Provost cautioned that LSU coach Charlie McClendon’s “record against undefeated bowl opponents is, for Nebraskans, discomfiting. His Tigers felled Texas in the 1962 Cotton Bowl, Arkansas in the 1966 Cotton Bowl and Wyoming in the 1968 Sugar Bowl.”
In Louisiana, Bill McIntyre of the Shreveport Times noted that LSU’s rugged defense “tends to force an opponent to the air-lanes. It may boil down to how often ‘Husker quarterbacks Jerry Tagge and Van Brownson can locate receivers Guy Ingles and Johnny Rodgers among Tiger deep-backs Tommy Casanova, Craig Burns, Jim Earley and Bill Norsworthy.”
And what about Nebraska’s chance for a national championship? Scroll down to peruse half a dozen Friday morning sports pages in Nebraska, Louisiana and Florida, and in all but one instance you’ll find no mention of it until several paragraphs down (in the OWH’s case, the 32nd paragraph). In other words, don’t get your hopes up, Husker fans.
Also viewable are pregame stories from Texas and Ohio about the Cotton and Rose bowl matchups awaiting the favored Texas Longhorns and Ohio State Buckeyes at 1 p.m. and 4 p.m. Central, respectively.
As New Year’s Day progressed, improbable things were unfolding — just as the Cornhuskers had hoped.
Players and coaches watched on TV at Miami’s Ivanhoe Hotel as top-ranked Texas fell to No. 6 Notre Dame in the Cotton Bowl, 24-11. Six turnovers spelled doom for the Longhorns and their 30-game winning streak.
Next came the Rose Bowl. As the Huskers left for the bus ride to the Orange Bowl stadium, second-ranked Ohio State was struggling, leading by just 17-13 over No. 12 Stanford in the third quarter. Husker Middle guard Ed Periard could scarcely contain himself as the team buses inched along in heavy traffic. Could Stanford come through with the upset?
During warmups came word that Stanford had taken a 20-17 lead. Minutes before kickoff in Miami, the 27-17 final in Pasadena was official.
What had been extremely unlikely was now reality. No. 1 and No. 2 were now out of the way. The third-ranked Huskers knew the national championship was almost certainly theirs if they could put away No. 5 LSU under the Orange Bowl lights.
Excitement was high, but so was the pressure. The Buckeyes, after all, had just squandered the same opportunity. So had Bob Devaney’s 1965 Husker squad five years earlier.
The next three hours would tell whether things would be different this time.

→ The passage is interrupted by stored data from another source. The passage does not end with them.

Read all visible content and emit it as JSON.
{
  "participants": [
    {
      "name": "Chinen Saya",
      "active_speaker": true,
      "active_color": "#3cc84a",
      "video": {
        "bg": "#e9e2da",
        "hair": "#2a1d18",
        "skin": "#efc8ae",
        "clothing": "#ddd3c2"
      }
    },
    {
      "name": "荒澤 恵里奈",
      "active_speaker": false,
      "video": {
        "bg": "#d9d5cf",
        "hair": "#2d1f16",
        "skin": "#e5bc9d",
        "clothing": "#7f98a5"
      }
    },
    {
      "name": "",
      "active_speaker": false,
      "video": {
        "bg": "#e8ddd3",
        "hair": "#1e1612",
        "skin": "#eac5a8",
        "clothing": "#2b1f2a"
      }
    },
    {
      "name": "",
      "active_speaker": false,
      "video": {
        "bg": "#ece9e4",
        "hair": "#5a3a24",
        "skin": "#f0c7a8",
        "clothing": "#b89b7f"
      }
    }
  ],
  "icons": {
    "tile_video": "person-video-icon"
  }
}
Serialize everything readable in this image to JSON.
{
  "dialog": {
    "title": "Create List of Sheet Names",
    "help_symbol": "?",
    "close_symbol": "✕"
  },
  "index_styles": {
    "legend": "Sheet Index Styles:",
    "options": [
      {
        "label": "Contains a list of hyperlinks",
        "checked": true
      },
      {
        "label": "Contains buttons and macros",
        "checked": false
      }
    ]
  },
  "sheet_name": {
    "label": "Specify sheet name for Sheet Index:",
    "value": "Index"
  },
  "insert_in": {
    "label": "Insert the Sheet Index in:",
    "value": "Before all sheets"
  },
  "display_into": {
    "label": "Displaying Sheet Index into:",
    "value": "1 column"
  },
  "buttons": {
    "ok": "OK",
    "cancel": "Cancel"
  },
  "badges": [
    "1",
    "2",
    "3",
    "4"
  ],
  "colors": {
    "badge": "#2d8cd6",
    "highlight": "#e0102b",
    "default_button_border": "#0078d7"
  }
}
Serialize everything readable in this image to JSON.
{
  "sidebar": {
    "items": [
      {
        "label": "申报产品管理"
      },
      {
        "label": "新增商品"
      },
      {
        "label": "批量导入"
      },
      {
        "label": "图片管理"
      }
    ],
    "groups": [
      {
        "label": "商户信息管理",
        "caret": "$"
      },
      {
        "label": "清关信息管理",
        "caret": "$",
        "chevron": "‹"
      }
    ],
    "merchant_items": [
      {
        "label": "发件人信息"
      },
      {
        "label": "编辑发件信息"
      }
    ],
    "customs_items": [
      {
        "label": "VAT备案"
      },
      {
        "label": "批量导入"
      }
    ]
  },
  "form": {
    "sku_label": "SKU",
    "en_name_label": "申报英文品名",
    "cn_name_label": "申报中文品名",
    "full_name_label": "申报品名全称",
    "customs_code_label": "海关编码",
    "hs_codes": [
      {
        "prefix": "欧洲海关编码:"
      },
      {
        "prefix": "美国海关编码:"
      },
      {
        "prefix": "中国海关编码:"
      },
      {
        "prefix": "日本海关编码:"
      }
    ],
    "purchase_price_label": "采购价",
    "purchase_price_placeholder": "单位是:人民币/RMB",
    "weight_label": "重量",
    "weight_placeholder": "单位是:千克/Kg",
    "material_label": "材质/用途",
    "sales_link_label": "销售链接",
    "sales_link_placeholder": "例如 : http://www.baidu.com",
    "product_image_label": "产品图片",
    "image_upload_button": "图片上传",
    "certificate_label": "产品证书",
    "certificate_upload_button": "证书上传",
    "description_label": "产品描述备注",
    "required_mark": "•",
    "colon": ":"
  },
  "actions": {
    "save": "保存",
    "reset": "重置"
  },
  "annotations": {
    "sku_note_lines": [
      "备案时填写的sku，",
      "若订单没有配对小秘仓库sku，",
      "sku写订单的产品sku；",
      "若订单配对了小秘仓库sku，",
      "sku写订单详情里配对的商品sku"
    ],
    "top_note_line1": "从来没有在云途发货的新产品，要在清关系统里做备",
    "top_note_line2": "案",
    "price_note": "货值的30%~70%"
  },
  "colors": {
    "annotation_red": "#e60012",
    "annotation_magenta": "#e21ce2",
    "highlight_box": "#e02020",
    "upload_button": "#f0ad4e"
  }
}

“It’s outta sight, baby!” exclaimed the undersized middle guard in the joyous Nebraska locker room at the Orange Bowl. “A dream come true,” said quarterback Jerry Tagge.
As exuberant Husker fans finally filed out of the stadium Friday night, they pounded on the metal siding of the ramps to punctuate their chants of “We’re No. 1.”
But would the Associated Press pollsters concur with that ranking? It seemed a reasonably safe bet, but it wouldn’t be known until Tuesday afternoon.
Coach Bob Devaney wasn’t shy about making his opinion known: “Hell yes, we should be No. 1. I can’t see how they could go any other way. I couldn’t even see how the pope could vote for Notre Dame.”
Yes, the Irish had beaten No. 1 Texas in impressive fashion. But their November slump had cost them dearly. A pair of three-point wins at home against Georgia Tech and LSU followed by a 10-point loss at Southern Cal had knocked them from No. 1 to No. 6. Among the contenders for the top spot, only Nebraska remained undefeated.
The games that mattered were over. After this night of celebration would come more than 72 hours of waiting and debating.